Failure of welded structures due to the presence of flaws is typically driven by a mixture of applied and residual stresses, yet in most cases only the former are known accurately. In as-welded structures, a typical assumption is that the magnitude of welding residual stress is bounded by the room temperature yield strength of the parent material. The UK flaw assessment procedure BS 7910:2013 also assumes that mechanical loading (either as a result of proof testing or during the initial loading of an as-welded structure) will bring about a relaxation in residual stress. Conversely, the UK structural assessment code for nuclear structures, R6, contains a warning on the ‘limited validation’ of the BS 7910 approaches for stress relaxation and suggests that they should be used ‘with caution’. The aim of this study was therefore to review the basis of the BS 7910 clauses on stress relaxation with a view to harmonising the BS 7910 and R6 rules for cases in which the original welding residual stress distribution is not known.

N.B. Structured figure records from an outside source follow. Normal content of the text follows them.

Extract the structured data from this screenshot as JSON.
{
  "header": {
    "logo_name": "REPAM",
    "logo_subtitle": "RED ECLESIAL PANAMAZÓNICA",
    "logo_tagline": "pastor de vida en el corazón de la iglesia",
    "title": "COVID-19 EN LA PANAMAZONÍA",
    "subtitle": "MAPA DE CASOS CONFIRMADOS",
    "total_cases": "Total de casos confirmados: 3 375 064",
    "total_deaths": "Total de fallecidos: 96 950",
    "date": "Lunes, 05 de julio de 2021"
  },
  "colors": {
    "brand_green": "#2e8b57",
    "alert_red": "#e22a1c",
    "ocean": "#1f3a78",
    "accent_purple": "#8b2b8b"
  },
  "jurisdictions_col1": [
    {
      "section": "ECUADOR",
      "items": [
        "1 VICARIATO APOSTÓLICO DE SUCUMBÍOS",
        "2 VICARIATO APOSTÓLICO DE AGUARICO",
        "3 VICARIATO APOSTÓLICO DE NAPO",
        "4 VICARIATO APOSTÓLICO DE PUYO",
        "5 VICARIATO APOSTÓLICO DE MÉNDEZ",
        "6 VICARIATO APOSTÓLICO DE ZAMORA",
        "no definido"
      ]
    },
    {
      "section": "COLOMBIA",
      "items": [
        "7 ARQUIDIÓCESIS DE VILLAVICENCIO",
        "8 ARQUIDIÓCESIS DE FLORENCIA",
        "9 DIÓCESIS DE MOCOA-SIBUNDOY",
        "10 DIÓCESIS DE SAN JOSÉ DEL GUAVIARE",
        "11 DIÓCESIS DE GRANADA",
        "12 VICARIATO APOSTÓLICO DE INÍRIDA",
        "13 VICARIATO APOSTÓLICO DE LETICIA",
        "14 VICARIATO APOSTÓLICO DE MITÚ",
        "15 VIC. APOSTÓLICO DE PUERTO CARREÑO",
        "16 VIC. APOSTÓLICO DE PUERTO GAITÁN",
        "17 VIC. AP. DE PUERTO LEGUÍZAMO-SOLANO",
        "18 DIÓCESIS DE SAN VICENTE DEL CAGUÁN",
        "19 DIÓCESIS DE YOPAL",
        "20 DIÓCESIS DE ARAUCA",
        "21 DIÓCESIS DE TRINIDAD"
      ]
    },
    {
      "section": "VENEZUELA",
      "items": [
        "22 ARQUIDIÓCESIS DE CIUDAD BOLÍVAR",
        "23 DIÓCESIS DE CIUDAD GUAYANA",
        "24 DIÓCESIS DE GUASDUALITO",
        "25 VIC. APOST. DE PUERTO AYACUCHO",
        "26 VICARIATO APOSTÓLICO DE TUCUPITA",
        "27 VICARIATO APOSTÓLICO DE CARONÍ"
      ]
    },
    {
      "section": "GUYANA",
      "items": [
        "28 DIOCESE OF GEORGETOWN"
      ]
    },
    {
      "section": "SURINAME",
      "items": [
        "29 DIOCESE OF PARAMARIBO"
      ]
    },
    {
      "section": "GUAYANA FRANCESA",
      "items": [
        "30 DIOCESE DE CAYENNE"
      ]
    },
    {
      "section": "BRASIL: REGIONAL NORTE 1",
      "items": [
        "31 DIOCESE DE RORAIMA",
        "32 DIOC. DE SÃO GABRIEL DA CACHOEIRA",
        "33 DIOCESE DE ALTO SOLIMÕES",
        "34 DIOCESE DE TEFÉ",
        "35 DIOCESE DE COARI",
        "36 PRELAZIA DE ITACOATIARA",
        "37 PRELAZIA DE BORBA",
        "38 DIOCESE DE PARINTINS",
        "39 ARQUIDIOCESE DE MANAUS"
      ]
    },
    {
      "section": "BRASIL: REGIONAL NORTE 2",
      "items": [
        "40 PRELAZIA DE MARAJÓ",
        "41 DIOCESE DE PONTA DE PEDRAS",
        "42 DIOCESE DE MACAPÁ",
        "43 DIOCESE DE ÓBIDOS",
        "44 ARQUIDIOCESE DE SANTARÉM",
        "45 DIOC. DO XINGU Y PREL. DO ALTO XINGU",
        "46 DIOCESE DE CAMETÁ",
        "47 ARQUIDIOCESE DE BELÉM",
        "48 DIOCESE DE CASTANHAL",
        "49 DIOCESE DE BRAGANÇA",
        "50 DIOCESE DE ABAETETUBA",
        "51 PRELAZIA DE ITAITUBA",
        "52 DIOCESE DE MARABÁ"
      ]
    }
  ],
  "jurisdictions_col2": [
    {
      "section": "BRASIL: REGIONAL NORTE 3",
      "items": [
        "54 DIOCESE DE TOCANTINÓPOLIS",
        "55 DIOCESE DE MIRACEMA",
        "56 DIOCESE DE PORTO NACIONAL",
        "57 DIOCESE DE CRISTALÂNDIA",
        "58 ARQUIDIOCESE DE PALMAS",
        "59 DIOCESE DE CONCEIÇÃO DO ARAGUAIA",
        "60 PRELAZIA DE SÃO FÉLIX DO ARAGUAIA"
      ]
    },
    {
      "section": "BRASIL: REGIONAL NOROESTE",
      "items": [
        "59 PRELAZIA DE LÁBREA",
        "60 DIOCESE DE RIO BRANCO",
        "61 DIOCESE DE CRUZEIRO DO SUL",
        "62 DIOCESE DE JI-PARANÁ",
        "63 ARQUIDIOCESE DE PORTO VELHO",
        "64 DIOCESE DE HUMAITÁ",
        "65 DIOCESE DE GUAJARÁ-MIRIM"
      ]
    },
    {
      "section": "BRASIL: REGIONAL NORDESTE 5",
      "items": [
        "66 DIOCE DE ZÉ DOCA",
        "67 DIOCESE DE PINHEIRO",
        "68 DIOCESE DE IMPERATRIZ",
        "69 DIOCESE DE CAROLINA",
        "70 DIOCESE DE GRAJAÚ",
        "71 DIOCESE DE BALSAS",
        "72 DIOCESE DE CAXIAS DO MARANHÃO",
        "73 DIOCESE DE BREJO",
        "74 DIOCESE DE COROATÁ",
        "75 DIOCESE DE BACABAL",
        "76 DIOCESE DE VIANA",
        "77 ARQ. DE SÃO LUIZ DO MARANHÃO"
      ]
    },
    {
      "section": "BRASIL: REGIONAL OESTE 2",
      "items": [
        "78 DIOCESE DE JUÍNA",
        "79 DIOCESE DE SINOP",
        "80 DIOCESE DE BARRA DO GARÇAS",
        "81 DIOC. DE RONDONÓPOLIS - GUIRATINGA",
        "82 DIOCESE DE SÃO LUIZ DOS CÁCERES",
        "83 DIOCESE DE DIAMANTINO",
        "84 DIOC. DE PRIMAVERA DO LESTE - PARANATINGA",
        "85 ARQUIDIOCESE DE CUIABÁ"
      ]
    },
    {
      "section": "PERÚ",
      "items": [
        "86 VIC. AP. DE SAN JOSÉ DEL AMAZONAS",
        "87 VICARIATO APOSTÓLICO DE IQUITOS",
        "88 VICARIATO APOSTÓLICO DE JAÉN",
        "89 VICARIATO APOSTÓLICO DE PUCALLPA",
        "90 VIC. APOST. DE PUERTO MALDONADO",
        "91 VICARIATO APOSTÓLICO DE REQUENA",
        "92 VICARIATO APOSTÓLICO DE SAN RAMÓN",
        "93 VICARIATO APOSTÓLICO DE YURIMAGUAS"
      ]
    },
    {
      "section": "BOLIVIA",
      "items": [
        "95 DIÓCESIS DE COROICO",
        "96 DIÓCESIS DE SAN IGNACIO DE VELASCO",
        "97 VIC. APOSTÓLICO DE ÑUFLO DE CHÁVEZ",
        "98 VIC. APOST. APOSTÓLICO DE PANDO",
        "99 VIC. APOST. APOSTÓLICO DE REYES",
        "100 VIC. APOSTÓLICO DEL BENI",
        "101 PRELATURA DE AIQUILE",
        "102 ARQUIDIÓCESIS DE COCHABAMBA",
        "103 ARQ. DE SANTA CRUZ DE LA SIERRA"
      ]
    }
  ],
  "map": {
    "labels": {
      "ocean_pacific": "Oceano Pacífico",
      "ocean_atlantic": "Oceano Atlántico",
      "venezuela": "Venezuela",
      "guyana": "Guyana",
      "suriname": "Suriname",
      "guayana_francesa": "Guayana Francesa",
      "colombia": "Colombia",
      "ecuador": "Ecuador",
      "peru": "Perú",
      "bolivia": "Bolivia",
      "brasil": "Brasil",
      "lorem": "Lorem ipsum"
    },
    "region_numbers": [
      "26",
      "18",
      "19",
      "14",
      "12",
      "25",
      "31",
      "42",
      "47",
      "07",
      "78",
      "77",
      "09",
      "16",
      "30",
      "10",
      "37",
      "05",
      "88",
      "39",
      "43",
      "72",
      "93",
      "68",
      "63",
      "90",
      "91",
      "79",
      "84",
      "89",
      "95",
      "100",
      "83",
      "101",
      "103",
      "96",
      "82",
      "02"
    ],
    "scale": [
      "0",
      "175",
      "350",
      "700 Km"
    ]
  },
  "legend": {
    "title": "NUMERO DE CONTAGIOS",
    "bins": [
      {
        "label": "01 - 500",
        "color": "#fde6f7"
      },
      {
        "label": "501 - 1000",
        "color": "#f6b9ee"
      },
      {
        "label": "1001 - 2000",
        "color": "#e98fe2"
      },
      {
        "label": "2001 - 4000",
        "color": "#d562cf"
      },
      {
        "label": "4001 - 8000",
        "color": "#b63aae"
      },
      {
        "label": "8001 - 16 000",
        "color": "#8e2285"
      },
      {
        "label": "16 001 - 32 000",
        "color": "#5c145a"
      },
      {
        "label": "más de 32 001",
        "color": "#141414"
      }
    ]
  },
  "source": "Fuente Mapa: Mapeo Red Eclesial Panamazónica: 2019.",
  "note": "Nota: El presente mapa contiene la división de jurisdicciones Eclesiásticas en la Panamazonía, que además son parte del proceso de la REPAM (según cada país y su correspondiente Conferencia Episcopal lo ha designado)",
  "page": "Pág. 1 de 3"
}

A companion paper describes the history of the residual stress relaxation clauses of BS 7910. A considerable programme of work was carried out in the late 1980s to justify and validate the clauses, using a range of experimental and numerical work. This included analysis of work carried out by the UK power industry and used in the validation of the R6 procedure. The full underlying details of the work have not hitherto been available in the public domain, although the principles were published in 1988. The approach proposed in BS 7910 combines ‘global’ relaxation of residual stress (Qm) under high mechanical load with ‘local’ enhancement of crack tip driving force through the adoption of a simplified primary/secondary stress interaction factor, ρ. This is different from the method adopted by R6, but appears to be equivalent to allowing negative values of ρ under conditions of high primary stress.
A re-analysis of the original TWI work, using the current version of BS 7910, has shown nothing to contradict the approach, which represents a workable engineering solution to the problem of how to analyse residual stress effects in as-welded structures rapidly and reasonably realistically when the as-welded stress distribution is unknown.